On Dec 3, 2011, at 9:06 AM, Rich Shepard wrote:

> I guess that I was a Free Range Kid: at age 7 I was allowed to walk the
> 1/2-mile to and from school by myself: crossing Columbus and Amsterdam
> Avenues and Broadway, from 84th Street to 82nd Street, and walking to the
> bakery on 86th Street and Amsterday Avenue early in the morning to buy fresh
> bread or rolls for breakfast. As an early teen ager I spent solo time in
> Greenwich Village listening to the folk singers in the coffee shops, taking
> the subway by myself, or walking the 5 miles back to the apartment. During
> the riots in Harlem in the mid-1960's I used to wait at the 125th Steet
> station to change from the Bronx express to the local while the riots took
> place on the streets above me. I wasn't worried and never had a problem.

I suppose it probably started before this, but I remember one event that pushed very hard in the direction of 'over protective' parenting as the norm: http://www.trutv.com/library/crime/gangsters_outlaws/outlaws/chowchilla_kidnap/index.html

After high school, I joined the Air Force and was stationed in central California. When I got there in 1984, I was stuck by the procession of parents walking their kids to school, even when the school was two blocks from home.
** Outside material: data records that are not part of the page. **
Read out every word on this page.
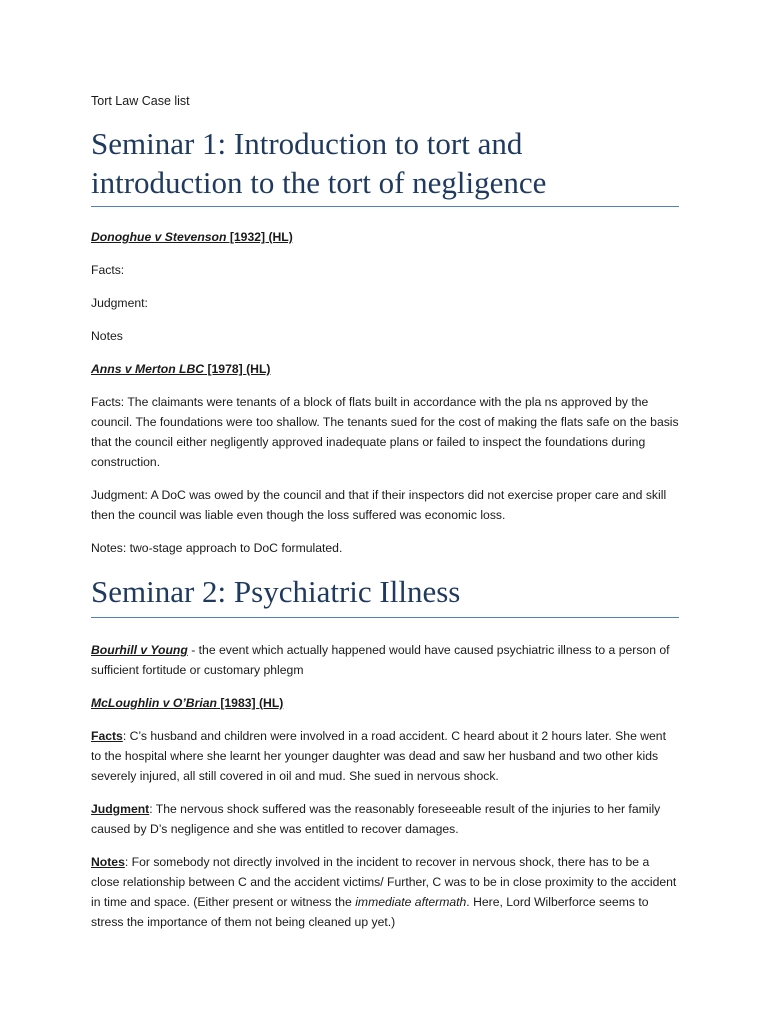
Tort Law Case list

Seminar 1: Introduction to tort and introduction to the tort of negligence

Donoghue v Stevenson [1932] (HL)

Facts:

Judgment:

Notes

Anns v Merton LBC [1978] (HL)

Facts: The claimants were tenants of a block of flats built in accordance with the pla ns approved by the council. The foundations were too shallow. The tenants sued for the cost of making the flats safe on the basis that the council either negligently approved inadequate plans or failed to inspect the foundations during construction.

Judgment: A DoC was owed by the council and that if their inspectors did not exercise proper care and skill then the council was liable even though the loss suffered was economic loss.

Notes: two-stage approach to DoC formulated.

Seminar 2: Psychiatric Illness

Bourhill v Young - the event which actually happened would have caused psychiatric illness to a person of sufficient fortitude or customary phlegm

McLoughlin v O’Brian [1983] (HL)

Facts: C’s husband and children were involved in a road accident. C heard about it 2 hours later. She went to the hospital where she learnt her younger daughter was dead and saw her husband and two other kids severely injured, all still covered in oil and mud. She sued in nervous shock.

Judgment: The nervous shock suffered was the reasonably foreseeable result of the injuries to her family caused by D’s negligence and she was entitled to recover damages.

Notes: For somebody not directly involved in the incident to recover in nervous shock, there has to be a close relationship between C and the accident victims/ Further, C was to be in close proximity to the accident in time and space. (Either present or witness the immediate aftermath. Here, Lord Wilberforce seems to stress the importance of them not being cleaned up yet.)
This was primary. middle and high school. Certainly, as the kids got older, fewer were walked/driven to school. This certainly wasn't the norm in Eugene, where I grew up. I walked, biked and drove myself to school, when their wasn't a school bus I could ride. I found after talking to friends with kids that they were doing that in direct reaction to the Chowchilla school bus kidnapping. I believe this event was also the death of parents telling their kids to 'go out and play' at 9am, and adding, 'be home for dinner' as instructions for the day. Now, parents want to know where their kids are at all times. 'Out playing' is not a good enough description.